Para mi la ciudad era un todo conformado por la Torre Eiffel, Champs Elysees, el Louvre, Montmartre, el Sena y tres calles del barrio latino. Pasear por cualquiera de esos lugares preciosos me hacían sentir que realmente vivía en París.
Con un acordeón de fondo en mi cabeza y un croissant en la mano, admiraba los edificios estilo haussmaniano y me dejaba invadir por las soberbias construcciones con detalles dorados que ocupan el centro de la ciudad. Caminaba por las orillas del río extasiada con la vista de la Île San Lui e Île de la cité, sin saber que todo eso era solo un pedacito dentro la ciudad que se iba a terminar robando mi corazón, sin usar ninguno de esos lugares como arma.
Fue en el parque Buttes Chaumont donde descubrí el mejor atardecer de la ciudad y fue en un bar de Belleville donde tomé la mejor cerveza barata con amigos. El plan perfecto pasó a ser los mates en el canal Saint Martin y un día de shopping por una brocante (feria vintage en la calle). La gastronomía francesa quedó a un lado frente a imposible variedad culinaria de todo el mundo.

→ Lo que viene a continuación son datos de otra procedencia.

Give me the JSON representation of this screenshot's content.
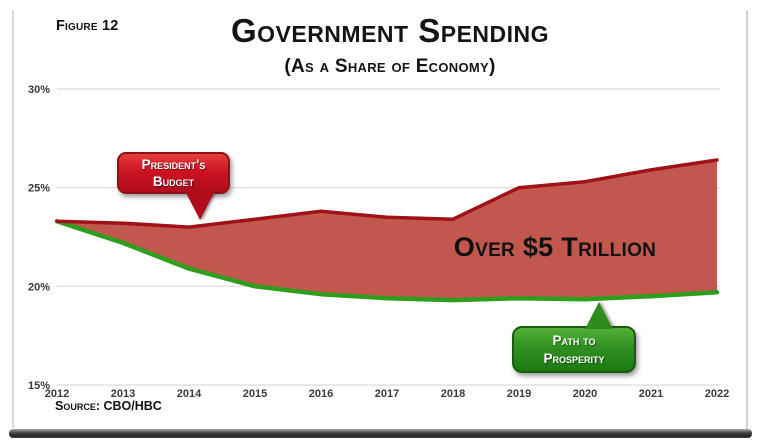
{
  "frame": {
    "figure_label": "Figure 12",
    "source_label": "Source:",
    "source_value": "CBO/HBC"
  },
  "chart_data": {
    "type": "area",
    "title": "Government Spending",
    "subtitle": "(As a Share of Economy)",
    "x": [
      2012,
      2013,
      2014,
      2015,
      2016,
      2017,
      2018,
      2019,
      2020,
      2021,
      2022
    ],
    "xlabel": "",
    "ylabel": "",
    "ylim": [
      15,
      30
    ],
    "grid": true,
    "legend_position": "none",
    "yticks": [
      {
        "value": 30,
        "label": "30%"
      },
      {
        "value": 25,
        "label": "25%"
      },
      {
        "value": 20,
        "label": "20%"
      },
      {
        "value": 15,
        "label": "15%"
      }
    ],
    "series": [
      {
        "name": "President's Budget",
        "color": "#a01218",
        "values": [
          23.3,
          23.2,
          23.0,
          23.4,
          23.8,
          23.5,
          23.4,
          25.0,
          25.3,
          25.9,
          26.4
        ]
      },
      {
        "name": "Path to Prosperity",
        "color": "#2f9e1e",
        "values": [
          23.3,
          22.2,
          20.9,
          20.0,
          19.6,
          19.4,
          19.3,
          19.4,
          19.35,
          19.5,
          19.7
        ]
      }
    ],
    "fill_between_color": "#c1574d",
    "area_annotation": "Over $5 Trillion"
  },
  "callouts": {
    "presidents_budget": {
      "line1": "President's",
      "line2": "Budget",
      "color": "#c00f1e",
      "points_to_year": 2014
    },
    "path_to_prosperity": {
      "line1": "Path to",
      "line2": "Prosperity",
      "color": "#2e8c1a",
      "points_to_year": 2020
    }
  }
}
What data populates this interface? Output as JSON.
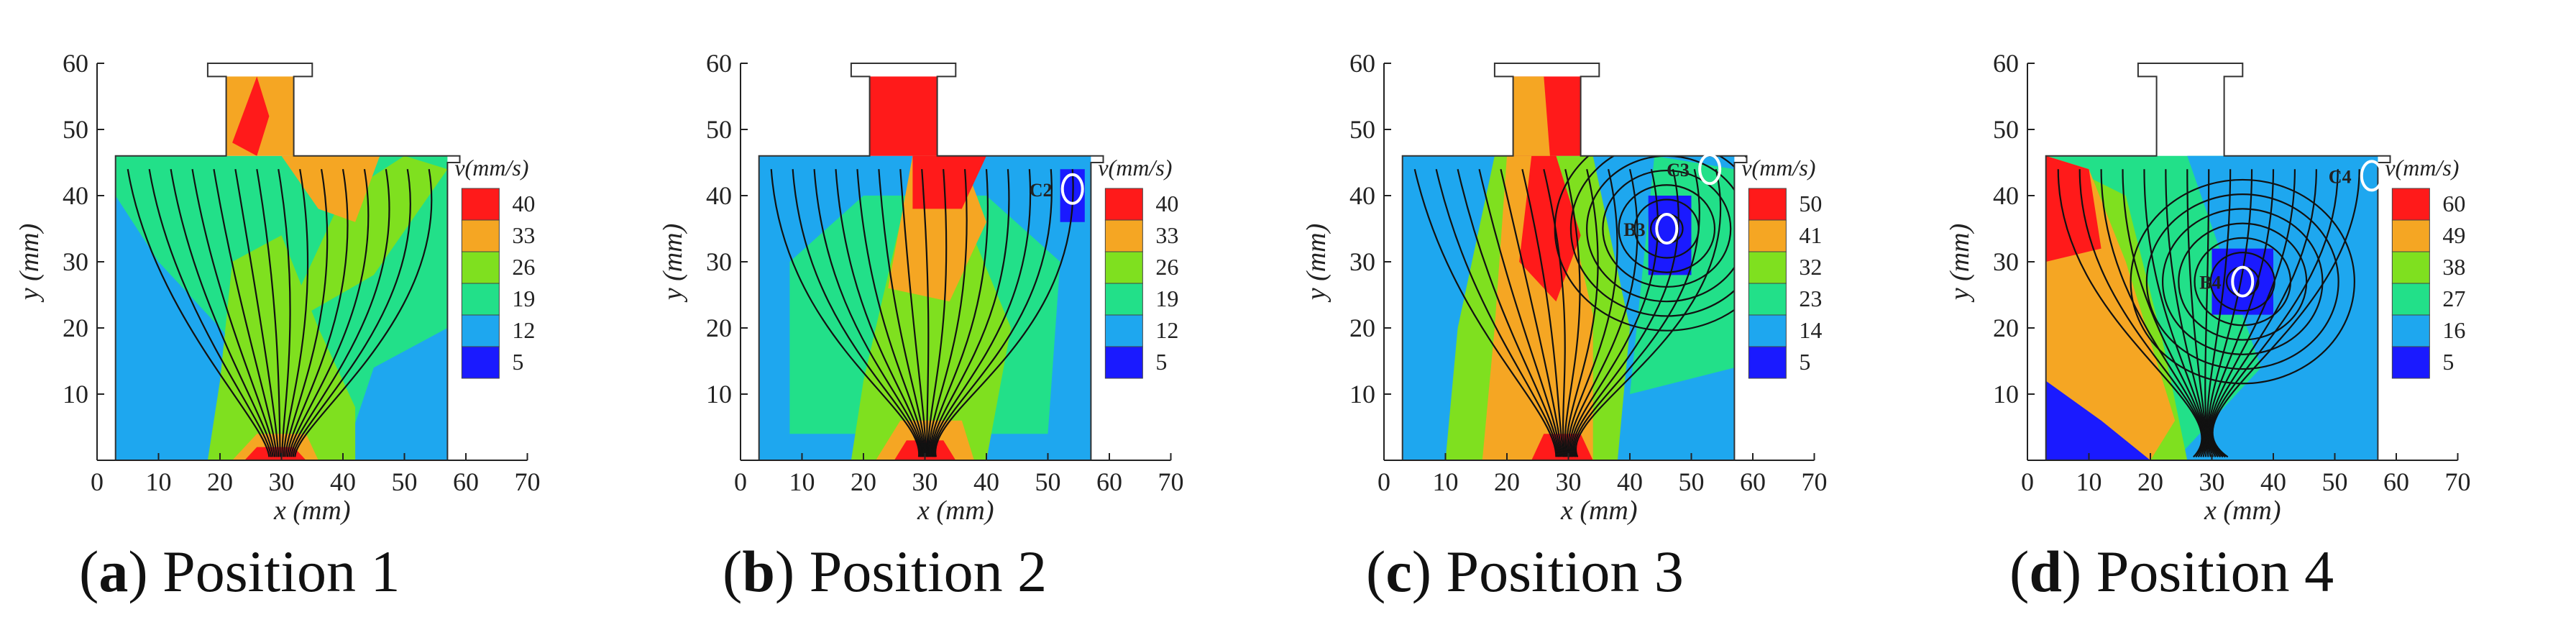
{
  "chart_data": [
    {
      "type": "contour",
      "caption_letter": "a",
      "caption_text": "Position 1",
      "xlabel": "x (mm)",
      "ylabel": "y (mm)",
      "xlim": [
        0,
        70
      ],
      "ylim": [
        0,
        60
      ],
      "xticks": [
        "0",
        "10",
        "20",
        "30",
        "40",
        "50",
        "60",
        "70"
      ],
      "yticks": [
        "10",
        "20",
        "30",
        "40",
        "50",
        "60"
      ],
      "colorbar": {
        "label": "v(mm/s)",
        "levels": [
          "40",
          "33",
          "26",
          "19",
          "12",
          "5"
        ],
        "colors": [
          "#ff1a1a",
          "#f5a623",
          "#7fe01f",
          "#22e089",
          "#1ea7ef",
          "#1a1aff"
        ]
      },
      "annotations": []
    },
    {
      "type": "contour",
      "caption_letter": "b",
      "caption_text": "Position 2",
      "xlabel": "x (mm)",
      "ylabel": "y (mm)",
      "xlim": [
        0,
        70
      ],
      "ylim": [
        0,
        60
      ],
      "xticks": [
        "0",
        "10",
        "20",
        "30",
        "40",
        "50",
        "60",
        "70"
      ],
      "yticks": [
        "10",
        "20",
        "30",
        "40",
        "50",
        "60"
      ],
      "colorbar": {
        "label": "v(mm/s)",
        "levels": [
          "40",
          "33",
          "26",
          "19",
          "12",
          "5"
        ],
        "colors": [
          "#ff1a1a",
          "#f5a623",
          "#7fe01f",
          "#22e089",
          "#1ea7ef",
          "#1a1aff"
        ]
      },
      "annotations": [
        {
          "label": "C2",
          "x": 54,
          "y": 41
        }
      ]
    },
    {
      "type": "contour",
      "caption_letter": "c",
      "caption_text": "Position 3",
      "xlabel": "x (mm)",
      "ylabel": "y (mm)",
      "xlim": [
        0,
        70
      ],
      "ylim": [
        0,
        60
      ],
      "xticks": [
        "0",
        "10",
        "20",
        "30",
        "40",
        "50",
        "60",
        "70"
      ],
      "yticks": [
        "10",
        "20",
        "30",
        "40",
        "50",
        "60"
      ],
      "colorbar": {
        "label": "v(mm/s)",
        "levels": [
          "50",
          "41",
          "32",
          "23",
          "14",
          "5"
        ],
        "colors": [
          "#ff1a1a",
          "#f5a623",
          "#7fe01f",
          "#22e089",
          "#1ea7ef",
          "#1a1aff"
        ]
      },
      "annotations": [
        {
          "label": "B3",
          "x": 46,
          "y": 35
        },
        {
          "label": "C3",
          "x": 53,
          "y": 44
        }
      ]
    },
    {
      "type": "contour",
      "caption_letter": "d",
      "caption_text": "Position 4",
      "xlabel": "x (mm)",
      "ylabel": "y (mm)",
      "xlim": [
        0,
        70
      ],
      "ylim": [
        0,
        60
      ],
      "xticks": [
        "0",
        "10",
        "20",
        "30",
        "40",
        "50",
        "60",
        "70"
      ],
      "yticks": [
        "10",
        "20",
        "30",
        "40",
        "50",
        "60"
      ],
      "colorbar": {
        "label": "v(mm/s)",
        "levels": [
          "60",
          "49",
          "38",
          "27",
          "16",
          "5"
        ],
        "colors": [
          "#ff1a1a",
          "#f5a623",
          "#7fe01f",
          "#22e089",
          "#1ea7ef",
          "#1a1aff"
        ]
      },
      "annotations": [
        {
          "label": "B4",
          "x": 35,
          "y": 27
        },
        {
          "label": "C4",
          "x": 56,
          "y": 43
        }
      ]
    }
  ]
}
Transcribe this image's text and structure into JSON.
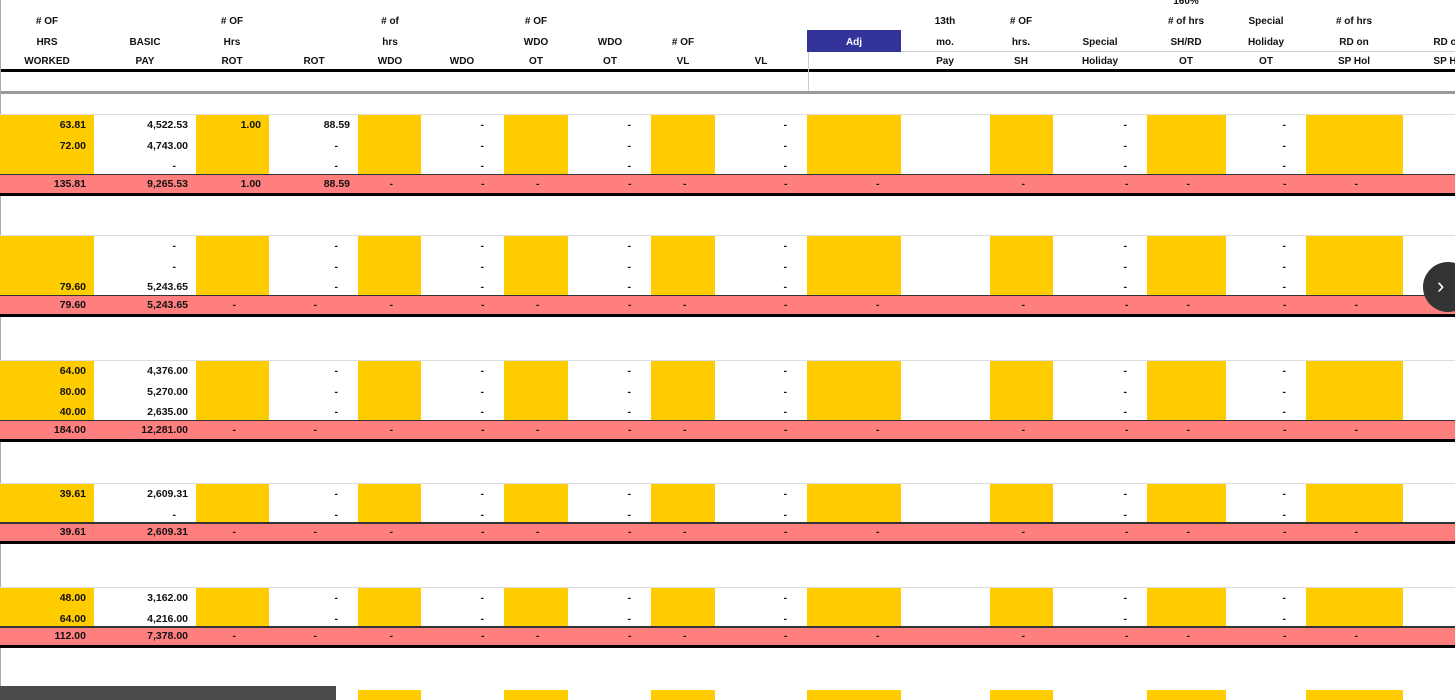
{
  "headers": [
    [
      "# OF",
      "HRS",
      "WORKED"
    ],
    [
      "",
      "BASIC",
      "PAY"
    ],
    [
      "# OF",
      "Hrs",
      "ROT"
    ],
    [
      "",
      "",
      "ROT"
    ],
    [
      "# of",
      "hrs",
      "WDO"
    ],
    [
      "",
      "",
      "WDO"
    ],
    [
      "# OF",
      "WDO",
      "OT"
    ],
    [
      "",
      "WDO",
      "OT"
    ],
    [
      "",
      "# OF",
      "VL"
    ],
    [
      "",
      "",
      "VL"
    ],
    [
      "",
      "Adj",
      ""
    ],
    [
      "13th",
      "mo.",
      "Pay"
    ],
    [
      "# OF",
      "hrs.",
      "SH"
    ],
    [
      "",
      "Special",
      "Holiday"
    ],
    [
      "# of hrs",
      "SH/RD",
      "OT"
    ],
    [
      "Special",
      "Holiday",
      "OT"
    ],
    [
      "# of hrs",
      "RD on",
      "SP Hol"
    ],
    [
      "",
      "RD o",
      "SP H"
    ]
  ],
  "header_extra": "160%",
  "groups": [
    {
      "rows": [
        [
          "63.81",
          "4,522.53",
          "1.00",
          "88.59",
          "",
          "-",
          "",
          "-",
          "",
          "-",
          "",
          "",
          "",
          "-",
          "",
          "-",
          "",
          ""
        ],
        [
          "72.00",
          "4,743.00",
          "",
          "-",
          "",
          "-",
          "",
          "-",
          "",
          "-",
          "",
          "",
          "",
          "-",
          "",
          "-",
          "",
          ""
        ],
        [
          "",
          "-",
          "",
          "-",
          "",
          "-",
          "",
          "-",
          "",
          "-",
          "",
          "",
          "",
          "-",
          "",
          "-",
          "",
          ""
        ]
      ],
      "total": [
        "135.81",
        "9,265.53",
        "1.00",
        "88.59",
        "-",
        "-",
        "-",
        "-",
        "-",
        "-",
        "-",
        "",
        "-",
        "-",
        "-",
        "-",
        "-",
        ""
      ]
    },
    {
      "rows": [
        [
          "",
          "-",
          "",
          "-",
          "",
          "-",
          "",
          "-",
          "",
          "-",
          "",
          "",
          "",
          "-",
          "",
          "-",
          "",
          ""
        ],
        [
          "",
          "-",
          "",
          "-",
          "",
          "-",
          "",
          "-",
          "",
          "-",
          "",
          "",
          "",
          "-",
          "",
          "-",
          "",
          ""
        ],
        [
          "79.60",
          "5,243.65",
          "",
          "-",
          "",
          "-",
          "",
          "-",
          "",
          "-",
          "",
          "",
          "",
          "-",
          "",
          "-",
          "",
          ""
        ]
      ],
      "total": [
        "79.60",
        "5,243.65",
        "-",
        "-",
        "-",
        "-",
        "-",
        "-",
        "-",
        "-",
        "-",
        "",
        "-",
        "-",
        "-",
        "-",
        "-",
        ""
      ]
    },
    {
      "rows": [
        [
          "64.00",
          "4,376.00",
          "",
          "-",
          "",
          "-",
          "",
          "-",
          "",
          "-",
          "",
          "",
          "",
          "-",
          "",
          "-",
          "",
          ""
        ],
        [
          "80.00",
          "5,270.00",
          "",
          "-",
          "",
          "-",
          "",
          "-",
          "",
          "-",
          "",
          "",
          "",
          "-",
          "",
          "-",
          "",
          ""
        ],
        [
          "40.00",
          "2,635.00",
          "",
          "-",
          "",
          "-",
          "",
          "-",
          "",
          "-",
          "",
          "",
          "",
          "-",
          "",
          "-",
          "",
          ""
        ]
      ],
      "total": [
        "184.00",
        "12,281.00",
        "-",
        "-",
        "-",
        "-",
        "-",
        "-",
        "-",
        "-",
        "-",
        "",
        "-",
        "-",
        "-",
        "-",
        "-",
        ""
      ]
    },
    {
      "rows": [
        [
          "39.61",
          "2,609.31",
          "",
          "-",
          "",
          "-",
          "",
          "-",
          "",
          "-",
          "",
          "",
          "",
          "-",
          "",
          "-",
          "",
          ""
        ],
        [
          "",
          "-",
          "",
          "-",
          "",
          "-",
          "",
          "-",
          "",
          "-",
          "",
          "",
          "",
          "-",
          "",
          "-",
          "",
          ""
        ]
      ],
      "total": [
        "39.61",
        "2,609.31",
        "-",
        "-",
        "-",
        "-",
        "-",
        "-",
        "-",
        "-",
        "-",
        "",
        "-",
        "-",
        "-",
        "-",
        "-",
        ""
      ]
    },
    {
      "rows": [
        [
          "48.00",
          "3,162.00",
          "",
          "-",
          "",
          "-",
          "",
          "-",
          "",
          "-",
          "",
          "",
          "",
          "-",
          "",
          "-",
          "",
          ""
        ],
        [
          "64.00",
          "4,216.00",
          "",
          "-",
          "",
          "-",
          "",
          "-",
          "",
          "-",
          "",
          "",
          "",
          "-",
          "",
          "-",
          "",
          ""
        ]
      ],
      "total": [
        "112.00",
        "7,378.00",
        "-",
        "-",
        "-",
        "-",
        "-",
        "-",
        "-",
        "-",
        "-",
        "",
        "-",
        "-",
        "-",
        "-",
        "-",
        ""
      ]
    }
  ],
  "nav_label": "›",
  "colors": {
    "yellow": "#ffcc00",
    "total": "#ff7f7f",
    "adj": "#333399"
  }
}
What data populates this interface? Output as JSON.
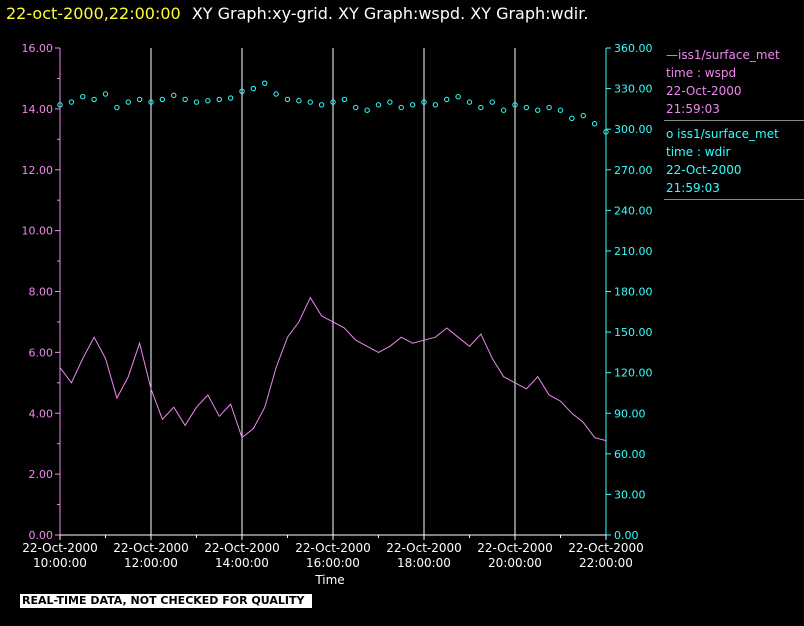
{
  "header": {
    "timestamp": "22-oct-2000,22:00:00",
    "titles": "XY Graph:xy-grid.  XY Graph:wspd.  XY Graph:wdir."
  },
  "legend": [
    {
      "line1": "—iss1/surface_met",
      "line2": "time : wspd",
      "line3": "22-Oct-2000",
      "line4": "21:59:03",
      "color": "#ee88ee"
    },
    {
      "line1": "o iss1/surface_met",
      "line2": "time : wdir",
      "line3": "22-Oct-2000",
      "line4": "21:59:03",
      "color": "#33ffff"
    }
  ],
  "footer": "REAL-TIME DATA, NOT CHECKED FOR QUALITY",
  "chart_data": {
    "type": "line",
    "xlabel": "Time",
    "x_ticks": [
      {
        "hour": 10,
        "date": "22-Oct-2000",
        "time": "10:00:00"
      },
      {
        "hour": 12,
        "date": "22-Oct-2000",
        "time": "12:00:00"
      },
      {
        "hour": 14,
        "date": "22-Oct-2000",
        "time": "14:00:00"
      },
      {
        "hour": 16,
        "date": "22-Oct-2000",
        "time": "16:00:00"
      },
      {
        "hour": 18,
        "date": "22-Oct-2000",
        "time": "18:00:00"
      },
      {
        "hour": 20,
        "date": "22-Oct-2000",
        "time": "20:00:00"
      },
      {
        "hour": 22,
        "date": "22-Oct-2000",
        "time": "22:00:00"
      }
    ],
    "xlim": [
      10,
      22
    ],
    "grid": "vertical",
    "y_left": {
      "ylim": [
        0,
        16
      ],
      "ticks": [
        "0.00",
        "2.00",
        "4.00",
        "6.00",
        "8.00",
        "10.00",
        "12.00",
        "14.00",
        "16.00"
      ],
      "color": "#ee88ee"
    },
    "y_right": {
      "ylim": [
        0,
        360
      ],
      "ticks": [
        "0.00",
        "30.00",
        "60.00",
        "90.00",
        "120.00",
        "150.00",
        "180.00",
        "210.00",
        "240.00",
        "270.00",
        "300.00",
        "330.00",
        "360.00"
      ],
      "color": "#33ffff"
    },
    "series": [
      {
        "label": "iss1/surface_met time : wspd",
        "axis": "left",
        "style": "line",
        "color": "#ee88ee",
        "points": [
          [
            10.0,
            5.5
          ],
          [
            10.25,
            5.0
          ],
          [
            10.5,
            5.8
          ],
          [
            10.75,
            6.5
          ],
          [
            11.0,
            5.8
          ],
          [
            11.25,
            4.5
          ],
          [
            11.5,
            5.2
          ],
          [
            11.75,
            6.3
          ],
          [
            12.0,
            4.8
          ],
          [
            12.25,
            3.8
          ],
          [
            12.5,
            4.2
          ],
          [
            12.75,
            3.6
          ],
          [
            13.0,
            4.2
          ],
          [
            13.25,
            4.6
          ],
          [
            13.5,
            3.9
          ],
          [
            13.75,
            4.3
          ],
          [
            14.0,
            3.2
          ],
          [
            14.25,
            3.5
          ],
          [
            14.5,
            4.2
          ],
          [
            14.75,
            5.5
          ],
          [
            15.0,
            6.5
          ],
          [
            15.25,
            7.0
          ],
          [
            15.5,
            7.8
          ],
          [
            15.75,
            7.2
          ],
          [
            16.0,
            7.0
          ],
          [
            16.25,
            6.8
          ],
          [
            16.5,
            6.4
          ],
          [
            16.75,
            6.2
          ],
          [
            17.0,
            6.0
          ],
          [
            17.25,
            6.2
          ],
          [
            17.5,
            6.5
          ],
          [
            17.75,
            6.3
          ],
          [
            18.0,
            6.4
          ],
          [
            18.25,
            6.5
          ],
          [
            18.5,
            6.8
          ],
          [
            18.75,
            6.5
          ],
          [
            19.0,
            6.2
          ],
          [
            19.25,
            6.6
          ],
          [
            19.5,
            5.8
          ],
          [
            19.75,
            5.2
          ],
          [
            20.0,
            5.0
          ],
          [
            20.25,
            4.8
          ],
          [
            20.5,
            5.2
          ],
          [
            20.75,
            4.6
          ],
          [
            21.0,
            4.4
          ],
          [
            21.25,
            4.0
          ],
          [
            21.5,
            3.7
          ],
          [
            21.75,
            3.2
          ],
          [
            22.0,
            3.1
          ]
        ]
      },
      {
        "label": "iss1/surface_met time : wdir",
        "axis": "right",
        "style": "scatter",
        "color": "#33ffff",
        "points": [
          [
            10.0,
            318
          ],
          [
            10.25,
            320
          ],
          [
            10.5,
            324
          ],
          [
            10.75,
            322
          ],
          [
            11.0,
            326
          ],
          [
            11.25,
            316
          ],
          [
            11.5,
            320
          ],
          [
            11.75,
            322
          ],
          [
            12.0,
            320
          ],
          [
            12.25,
            322
          ],
          [
            12.5,
            325
          ],
          [
            12.75,
            322
          ],
          [
            13.0,
            320
          ],
          [
            13.25,
            321
          ],
          [
            13.5,
            322
          ],
          [
            13.75,
            323
          ],
          [
            14.0,
            328
          ],
          [
            14.25,
            330
          ],
          [
            14.5,
            334
          ],
          [
            14.75,
            326
          ],
          [
            15.0,
            322
          ],
          [
            15.25,
            321
          ],
          [
            15.5,
            320
          ],
          [
            15.75,
            318
          ],
          [
            16.0,
            320
          ],
          [
            16.25,
            322
          ],
          [
            16.5,
            316
          ],
          [
            16.75,
            314
          ],
          [
            17.0,
            318
          ],
          [
            17.25,
            320
          ],
          [
            17.5,
            316
          ],
          [
            17.75,
            318
          ],
          [
            18.0,
            320
          ],
          [
            18.25,
            318
          ],
          [
            18.5,
            322
          ],
          [
            18.75,
            324
          ],
          [
            19.0,
            320
          ],
          [
            19.25,
            316
          ],
          [
            19.5,
            320
          ],
          [
            19.75,
            314
          ],
          [
            20.0,
            318
          ],
          [
            20.25,
            316
          ],
          [
            20.5,
            314
          ],
          [
            20.75,
            316
          ],
          [
            21.0,
            314
          ],
          [
            21.25,
            308
          ],
          [
            21.5,
            310
          ],
          [
            21.75,
            304
          ],
          [
            22.0,
            298
          ]
        ]
      }
    ]
  }
}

Con la bici como mi mejor aliada, descubrí que París es chiquita y que todo queda a 20 minutos pedaleando.
Hoy, a mis ojos, Paris no es la Torre ni sus museos, no es sus avenidas ni sus puentes.
Hoy, a mis ojos, París es sus barrios: es la inagotable vida que hay en cada callecita, los bares locales, las florerías y la boulangerie de la esquina.